问题
I'm unable to figure out what is wrong with my CTAS query, it breaks the data into smaller files while storing inside a partition even though I haven't mentioned any bucketing columns. Is there a way to avoid these small files and store as one single file per partition as files lesser than 128 MB would cause additional overhead?

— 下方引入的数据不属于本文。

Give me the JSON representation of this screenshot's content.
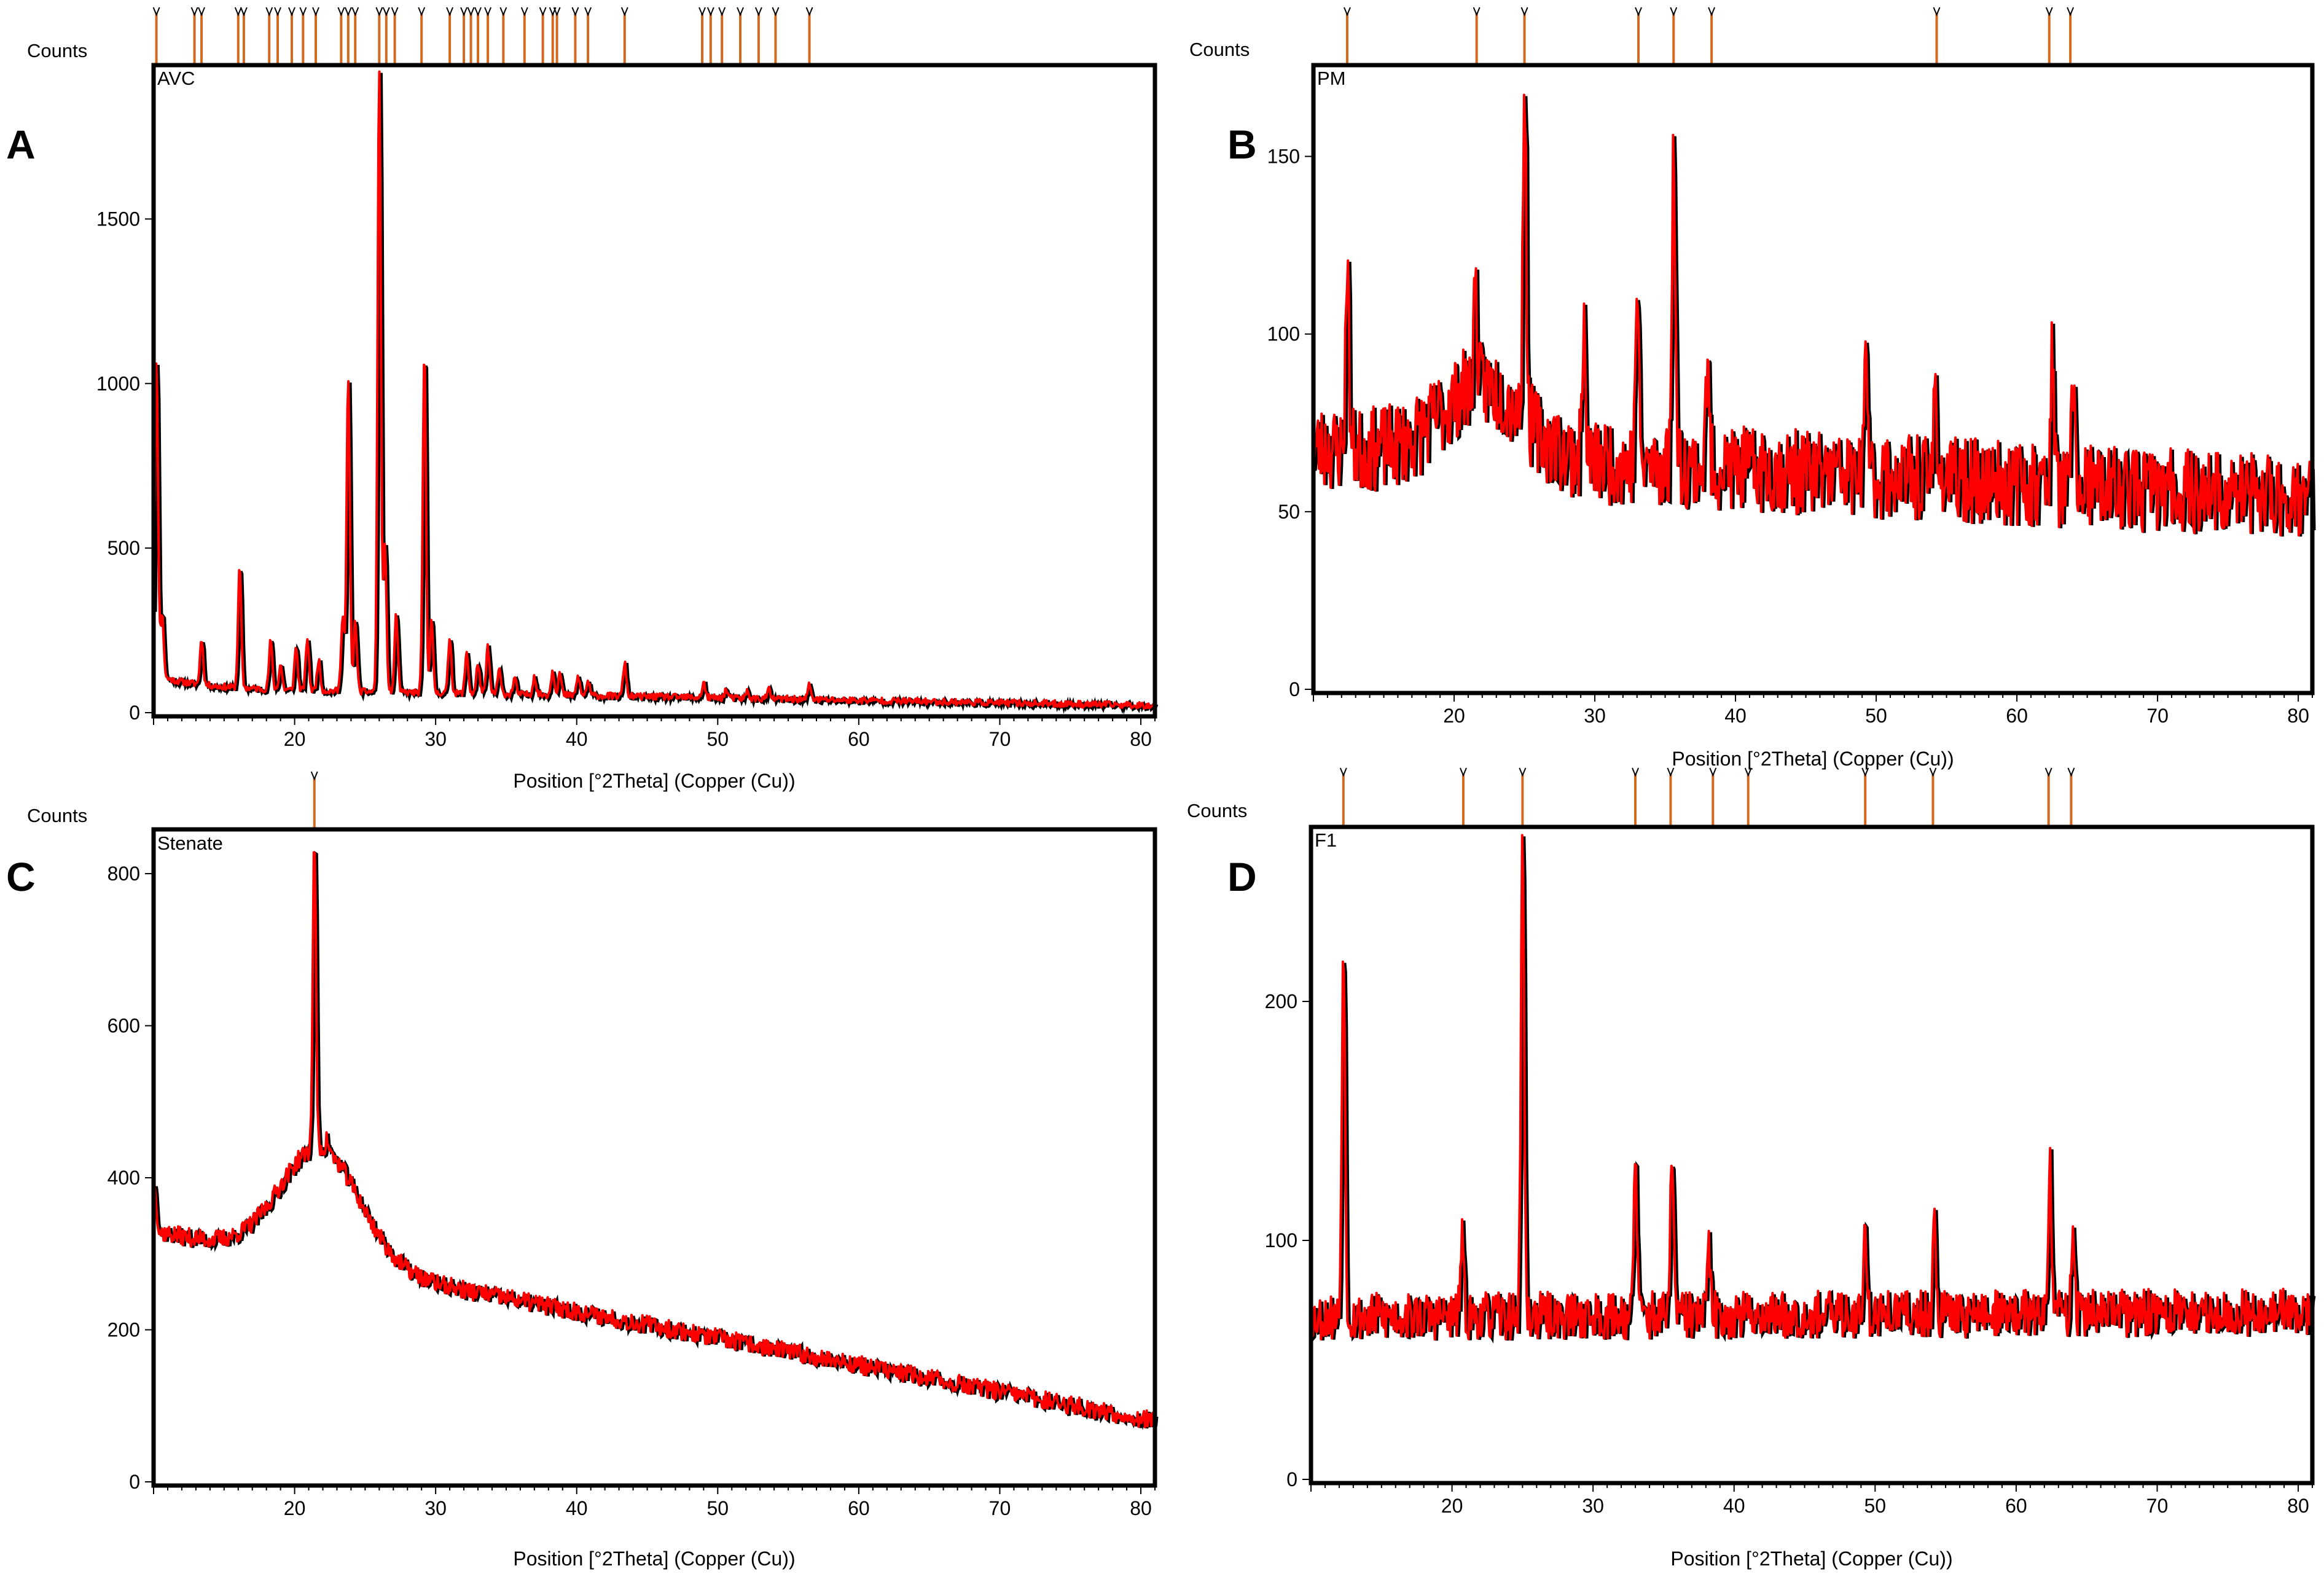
{
  "colors": {
    "trace": "#ff0000",
    "trace_shadow": "#000000",
    "ref_line": "#d2691e",
    "axes": "#000000"
  },
  "chart_data": [
    {
      "type": "line",
      "panel": "A",
      "sample": "AVC",
      "counts_label": "Counts",
      "xlabel": "Position [°2Theta] (Copper (Cu))",
      "xlim": [
        10,
        81
      ],
      "ylim": [
        0,
        1960
      ],
      "xticks": [
        20,
        30,
        40,
        50,
        60,
        70,
        80
      ],
      "yticks": [
        0,
        500,
        1000,
        1500
      ],
      "baseline": {
        "start": 75,
        "end": 22,
        "decay": 40
      },
      "noise": 10,
      "halo": null,
      "peaks": [
        {
          "x": 10.2,
          "y": 1070
        },
        {
          "x": 10.6,
          "y": 300
        },
        {
          "x": 13.4,
          "y": 225
        },
        {
          "x": 16.1,
          "y": 440
        },
        {
          "x": 18.3,
          "y": 220
        },
        {
          "x": 19.0,
          "y": 145
        },
        {
          "x": 20.1,
          "y": 200
        },
        {
          "x": 20.9,
          "y": 225
        },
        {
          "x": 21.7,
          "y": 160
        },
        {
          "x": 23.4,
          "y": 290
        },
        {
          "x": 23.8,
          "y": 1010
        },
        {
          "x": 24.3,
          "y": 280
        },
        {
          "x": 26.0,
          "y": 1960
        },
        {
          "x": 26.4,
          "y": 500
        },
        {
          "x": 27.2,
          "y": 300
        },
        {
          "x": 29.2,
          "y": 1090
        },
        {
          "x": 29.7,
          "y": 280
        },
        {
          "x": 31.0,
          "y": 230
        },
        {
          "x": 32.2,
          "y": 185
        },
        {
          "x": 33.0,
          "y": 150
        },
        {
          "x": 33.7,
          "y": 200
        },
        {
          "x": 34.5,
          "y": 130
        },
        {
          "x": 35.6,
          "y": 105
        },
        {
          "x": 37.0,
          "y": 110
        },
        {
          "x": 38.3,
          "y": 130
        },
        {
          "x": 38.8,
          "y": 120
        },
        {
          "x": 40.1,
          "y": 110
        },
        {
          "x": 40.8,
          "y": 95
        },
        {
          "x": 43.4,
          "y": 150
        },
        {
          "x": 49.0,
          "y": 90
        },
        {
          "x": 50.6,
          "y": 70
        },
        {
          "x": 52.1,
          "y": 65
        },
        {
          "x": 53.6,
          "y": 70
        },
        {
          "x": 56.5,
          "y": 85
        }
      ],
      "ref_lines": [
        10.2,
        12.9,
        13.4,
        16.0,
        16.4,
        18.2,
        18.8,
        19.8,
        20.6,
        21.5,
        23.3,
        23.8,
        24.3,
        26.0,
        26.5,
        27.1,
        29.0,
        31.0,
        32.0,
        32.5,
        33.0,
        33.7,
        34.8,
        36.3,
        37.6,
        38.3,
        38.6,
        39.9,
        40.8,
        43.4,
        48.9,
        49.5,
        50.3,
        51.6,
        52.9,
        54.1,
        56.5
      ]
    },
    {
      "type": "line",
      "panel": "B",
      "sample": "PM",
      "counts_label": "Counts",
      "xlabel": "Position [°2Theta] (Copper (Cu))",
      "xlim": [
        10,
        81
      ],
      "ylim": [
        0,
        175
      ],
      "xticks": [
        20,
        30,
        40,
        50,
        60,
        70,
        80
      ],
      "yticks": [
        0,
        50,
        100,
        150
      ],
      "baseline": {
        "start": 68,
        "end": 54,
        "decay": 0
      },
      "noise": 12,
      "halo": {
        "center": 22,
        "height": 20,
        "width": 4
      },
      "peaks": [
        {
          "x": 12.4,
          "y": 123
        },
        {
          "x": 21.5,
          "y": 115
        },
        {
          "x": 25.0,
          "y": 175
        },
        {
          "x": 29.2,
          "y": 103
        },
        {
          "x": 33.0,
          "y": 115
        },
        {
          "x": 35.6,
          "y": 158
        },
        {
          "x": 38.0,
          "y": 92
        },
        {
          "x": 49.3,
          "y": 97
        },
        {
          "x": 54.2,
          "y": 88
        },
        {
          "x": 62.5,
          "y": 96
        },
        {
          "x": 64.0,
          "y": 86
        }
      ],
      "ref_lines": [
        12.4,
        21.6,
        25.0,
        33.1,
        35.6,
        38.3,
        54.3,
        62.3,
        63.8
      ]
    },
    {
      "type": "line",
      "panel": "C",
      "sample": "Stenate",
      "counts_label": "Counts",
      "xlabel": "Position [°2Theta] (Copper (Cu))",
      "xlim": [
        10,
        81
      ],
      "ylim": [
        0,
        855
      ],
      "xticks": [
        20,
        30,
        40,
        50,
        60,
        70,
        80
      ],
      "yticks": [
        0,
        200,
        400,
        600,
        800
      ],
      "baseline": {
        "start": 330,
        "end": 80,
        "decay": 0
      },
      "noise": 12,
      "halo": {
        "center": 21.8,
        "height": 150,
        "width": 4
      },
      "peaks": [
        {
          "x": 10.1,
          "y": 390
        },
        {
          "x": 21.4,
          "y": 845
        },
        {
          "x": 22.3,
          "y": 450
        }
      ],
      "ref_lines": [
        21.4
      ]
    },
    {
      "type": "line",
      "panel": "D",
      "sample": "F1",
      "counts_label": "Counts",
      "xlabel": "Position [°2Theta] (Copper (Cu))",
      "xlim": [
        10,
        81
      ],
      "ylim": [
        0,
        272
      ],
      "xticks": [
        20,
        30,
        40,
        50,
        60,
        70,
        80
      ],
      "yticks": [
        0,
        100,
        200
      ],
      "baseline": {
        "start": 68,
        "end": 70,
        "decay": 0
      },
      "noise": 10,
      "halo": null,
      "peaks": [
        {
          "x": 12.3,
          "y": 226
        },
        {
          "x": 20.7,
          "y": 100
        },
        {
          "x": 25.0,
          "y": 272
        },
        {
          "x": 33.0,
          "y": 135
        },
        {
          "x": 35.6,
          "y": 140
        },
        {
          "x": 38.2,
          "y": 97
        },
        {
          "x": 49.3,
          "y": 105
        },
        {
          "x": 54.2,
          "y": 110
        },
        {
          "x": 62.4,
          "y": 132
        },
        {
          "x": 64.0,
          "y": 105
        }
      ],
      "ref_lines": [
        12.3,
        20.8,
        25.0,
        33.0,
        35.5,
        38.5,
        41.0,
        49.3,
        54.1,
        62.3,
        63.9
      ]
    }
  ]
}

CREATE TABLE sampledb.yellow_trip_data_parquet
WITH(
format = 'PARQUET'
parquet_compression = 'GZIP',
external_location='s3://mybucket/Athena/tables/parquet/'
partitioned_by=ARRAY['year','month']
)
AS SELECT
VendorID,
tpep_pickup_datetime,
tpep_dropoff_datetime,
passenger_count,
trip_distance,
RatecodeID,
store_and_fwd_flag,
PULocationID,
DOLocationID,
payment_type,
fare_amount,
extra,
mta_tax,
tip_amount,
tolls_amount,
improvement_surcharge,
total_amount,
date_format(date_parse(tpep_pickup_datetime,'%Y-%c-%d %k:%i:%s'),'%Y') AS year,
date_format(date_parse(tpep_pickup_datetime,'%Y-%c-%d %k:%i:%s'),'%c') AS month
FROM sampleDB.yellow_trip_data_raw;

回答1:
I was able to overcome the issue by creating a bucketing column month_a
. Below is the code
CREATE TABLE sampledb.yellow_trip_data_avro
WITH (
format = 'AVRO',
external_location='s3://a4189e1npss3001/Athena/internal_tables/avro/',
partitioned_by=ARRAY['year','month'],
bucketed_by=ARRAY['month_a'],
bucket_count=12
) AS SELECT
VendorID,
tpep_pickup_datetime,
tpep_dropoff_datetime,
passenger_count,
trip_distance,
RatecodeID,
store_and_fwd_flag,
PULocationID,
DOLocationID,
payment_type,
fare_amount,
extra,
mta_tax,
tip_amount,
tolls_amount,
improvement_surcharge,
total_amount,
date_format(date_parse(tpep_pickup_datetime, '%Y-%c-%d %k:%i:%s'),'%c') AS month_a,
date_format(date_parse(tpep_pickup_datetime, '%Y-%c-%d %k:%i:%s'),'%Y') AS year,
date_format(date_parse(tpep_pickup_datetime, '%Y-%c-%d %k:%i:%s'),'%c') AS month
FROM sampleDB.yellow_trip_data_raw;
回答2:
Athena is a distributed system, and it will scale the execution on your query by some unobservable mechanism. It looks like it decided to use five workers for your CTAS query, which will result in five files in each partition.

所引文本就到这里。